Unlike the big fossil fuel companies they work for, blue-collar workers don’t have the ear of their senator. They’re largely an afterthought in discussions about clean energy. “We’re not talking about how to transition these workers into a new economy,” says Andrew Curley, research czar at the Diné Policy Institute, a think tank in the Navajo Nation. Curley says he’d like to see a federal program to help train people for alternative energy projects. Think coal miners preparing for jobs building solar panels.
The plight of workers must be a central and clear policy concern for candidates who tout the benefits of alternative energy. Instead of alienating people who fear losing their ability to feed their family, let’s bring them on board and get them involved in a clean-energy push.
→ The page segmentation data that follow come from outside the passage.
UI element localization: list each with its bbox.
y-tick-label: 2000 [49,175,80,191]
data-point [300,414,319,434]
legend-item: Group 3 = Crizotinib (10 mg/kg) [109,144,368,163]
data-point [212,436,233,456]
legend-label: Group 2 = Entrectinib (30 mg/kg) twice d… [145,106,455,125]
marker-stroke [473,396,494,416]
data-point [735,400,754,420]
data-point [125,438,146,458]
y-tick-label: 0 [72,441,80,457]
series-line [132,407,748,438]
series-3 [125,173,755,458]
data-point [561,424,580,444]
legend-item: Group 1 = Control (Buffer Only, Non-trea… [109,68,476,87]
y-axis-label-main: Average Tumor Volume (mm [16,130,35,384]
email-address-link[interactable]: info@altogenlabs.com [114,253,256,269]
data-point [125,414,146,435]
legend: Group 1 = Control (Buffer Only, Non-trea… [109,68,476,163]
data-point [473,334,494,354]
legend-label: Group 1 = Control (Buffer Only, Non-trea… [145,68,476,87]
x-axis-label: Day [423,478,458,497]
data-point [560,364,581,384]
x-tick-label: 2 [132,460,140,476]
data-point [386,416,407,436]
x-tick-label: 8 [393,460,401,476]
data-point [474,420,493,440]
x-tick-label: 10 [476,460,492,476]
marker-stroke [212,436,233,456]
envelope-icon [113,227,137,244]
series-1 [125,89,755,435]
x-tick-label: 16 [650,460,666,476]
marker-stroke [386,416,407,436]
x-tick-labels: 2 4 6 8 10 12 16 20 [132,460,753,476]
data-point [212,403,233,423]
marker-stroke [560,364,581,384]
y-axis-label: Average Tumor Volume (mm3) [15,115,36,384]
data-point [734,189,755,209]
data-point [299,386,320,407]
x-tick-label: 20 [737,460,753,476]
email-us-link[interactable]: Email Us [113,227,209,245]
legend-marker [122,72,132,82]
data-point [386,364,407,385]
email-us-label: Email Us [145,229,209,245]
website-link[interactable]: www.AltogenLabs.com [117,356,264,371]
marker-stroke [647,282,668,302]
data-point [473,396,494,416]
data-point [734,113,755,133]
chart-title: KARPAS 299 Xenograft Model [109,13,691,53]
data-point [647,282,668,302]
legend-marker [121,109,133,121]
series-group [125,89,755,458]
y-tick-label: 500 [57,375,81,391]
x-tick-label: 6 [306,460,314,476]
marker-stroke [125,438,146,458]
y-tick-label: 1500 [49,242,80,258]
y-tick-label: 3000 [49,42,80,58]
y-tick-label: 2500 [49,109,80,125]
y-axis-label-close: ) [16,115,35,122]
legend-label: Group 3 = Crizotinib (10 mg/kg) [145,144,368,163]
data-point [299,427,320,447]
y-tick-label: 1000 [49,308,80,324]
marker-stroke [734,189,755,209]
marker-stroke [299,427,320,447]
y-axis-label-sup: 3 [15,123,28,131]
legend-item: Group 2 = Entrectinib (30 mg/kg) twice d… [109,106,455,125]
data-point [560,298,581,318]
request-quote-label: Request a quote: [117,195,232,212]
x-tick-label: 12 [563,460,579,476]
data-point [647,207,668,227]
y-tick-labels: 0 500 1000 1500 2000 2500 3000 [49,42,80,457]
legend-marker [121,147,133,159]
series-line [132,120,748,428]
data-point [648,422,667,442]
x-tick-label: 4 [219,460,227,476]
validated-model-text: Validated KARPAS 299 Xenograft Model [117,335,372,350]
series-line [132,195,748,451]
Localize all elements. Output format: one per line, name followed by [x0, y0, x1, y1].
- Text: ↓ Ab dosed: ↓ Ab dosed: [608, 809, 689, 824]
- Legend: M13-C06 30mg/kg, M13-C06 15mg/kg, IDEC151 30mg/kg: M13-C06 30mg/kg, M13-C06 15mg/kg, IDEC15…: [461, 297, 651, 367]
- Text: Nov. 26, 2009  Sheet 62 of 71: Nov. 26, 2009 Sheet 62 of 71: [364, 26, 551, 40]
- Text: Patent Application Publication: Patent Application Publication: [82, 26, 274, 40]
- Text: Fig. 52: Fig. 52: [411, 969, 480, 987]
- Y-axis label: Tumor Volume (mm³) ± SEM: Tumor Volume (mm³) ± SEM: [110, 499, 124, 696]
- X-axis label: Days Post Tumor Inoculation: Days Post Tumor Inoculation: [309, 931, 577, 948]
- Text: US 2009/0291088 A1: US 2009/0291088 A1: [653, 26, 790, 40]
Think bigger than a carbon tax
You’re likely to hear a green-minded Democrat trot out the idea that we should tax carbon emissions. A carbon tax would be collected from refineries, power plants, and other big polluters, then funneled into low-income communities, as well as into research and development for alternative energy. Wonks (even conservative ones) love it because it would create a market incentive to curb emissions and help the communities hardest hit by pollution. Sounds good, right? But from a justice perspective, there’s a major flaw.
Although it’s true that a carbon tax would result in an overall reduction of emissions, it’s unlikely that neighborhoods known as toxic hot spots (those close to refineries and manufacturing plants) would share the benefit. We know that race too often predicts who lives with air pollution, so a carbon tax whose proceeds are allocated solely on the basis of income would give money away to people who might not even be harmed by air pollution.
So let’s think bigger. Let’s talk about taxing particulate matter, sulfur dioxide, and nitrogen dioxide emitted from industrial facilities that are more likely to hurt nearby residents of color. Yet taxes alone aren’t going to help people breathe easier. That’s why we need to move beyond market-based tinkering and focus on adopting and sticking to regulations that reduce and eliminate deadly emissions for communities that have been choking on air pollution for far too long.